Pengunjung Rumah Plastik

Sebagai orang yang sudah cukup lama bekerja dalam menangani sampah, Eka punya pemikiran terhadap cara menangani sampah di kota besar yang kompleks. Sampah plastik itu berasal dari industri. “Industri harus dilawan dengan industri juga,” kata Eka dengan penuh keyakinan. “(Kota besar) harus ada recycling facility. Warga perlu membayar ketika membuang sampahnya. Masalah sampah tetap ada karena tidak ada yang berinvestasi di situ, “tambahnya.

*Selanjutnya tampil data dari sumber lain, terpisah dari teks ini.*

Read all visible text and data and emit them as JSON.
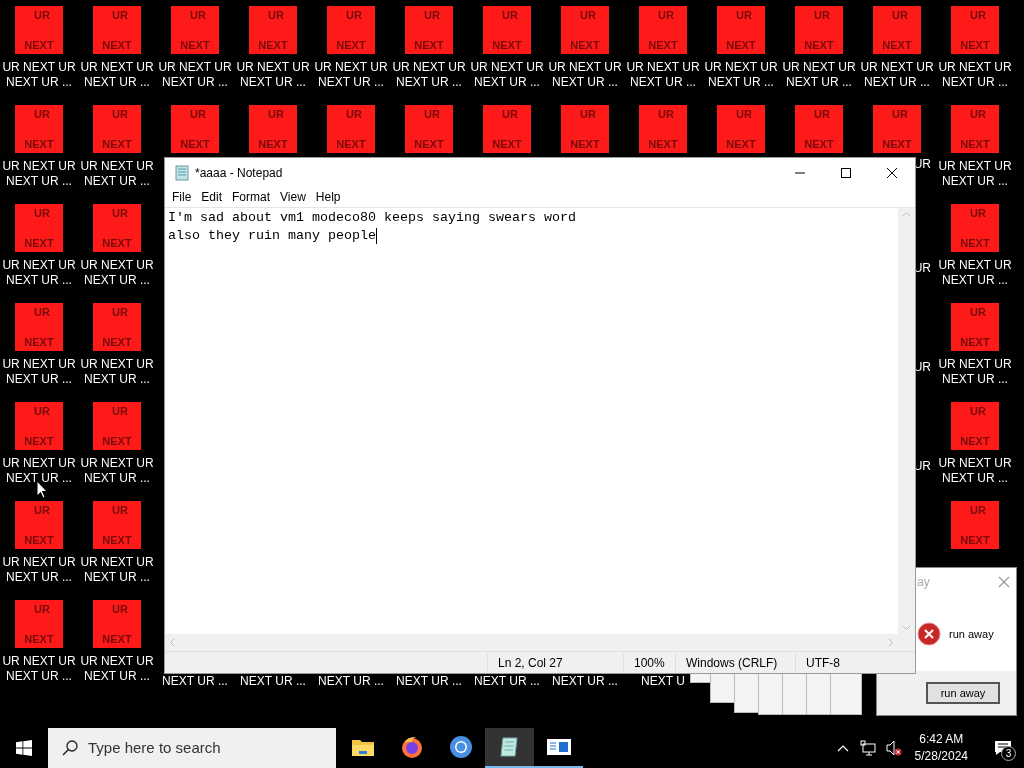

Contoh produk dari papan plastik daur ulang

Eka tidak dapat mengandalkan usaha daur ulang sampah plastik sepenuhnya. Situasi dunia yang tidak menentu, seperti Perang Russia-Ukraina mempengaruhi usahanya. Sebab, pasar untuk produk daur ulang sampah plastik terbanyak di Eropa. Jauh dari hiruk-pikuk pariwisata di selatan Bali, Eka berharap bahwa produknya dapat dipakai oleh usaha penginapan atau rumah makan untuk dijadikan perabot atau pun mebel. Ia juga berencana membangun kerja sama dengan desainer interior untuk mengangkat papan plastik produksinya.

Bersama Putu Eka Darmawan (kiri) dan Narayana (kanan) di bengkel Rumah Plastik

Dengan segala keterbatasan dan kekurangan, bersama Rumah Plastiknya Eka tetap konsisten dengan langkahnya melakukan hilirisasi produk daur ulang sampah plastik. “Yang terpenting bagi kami adalah tetap bertahan.”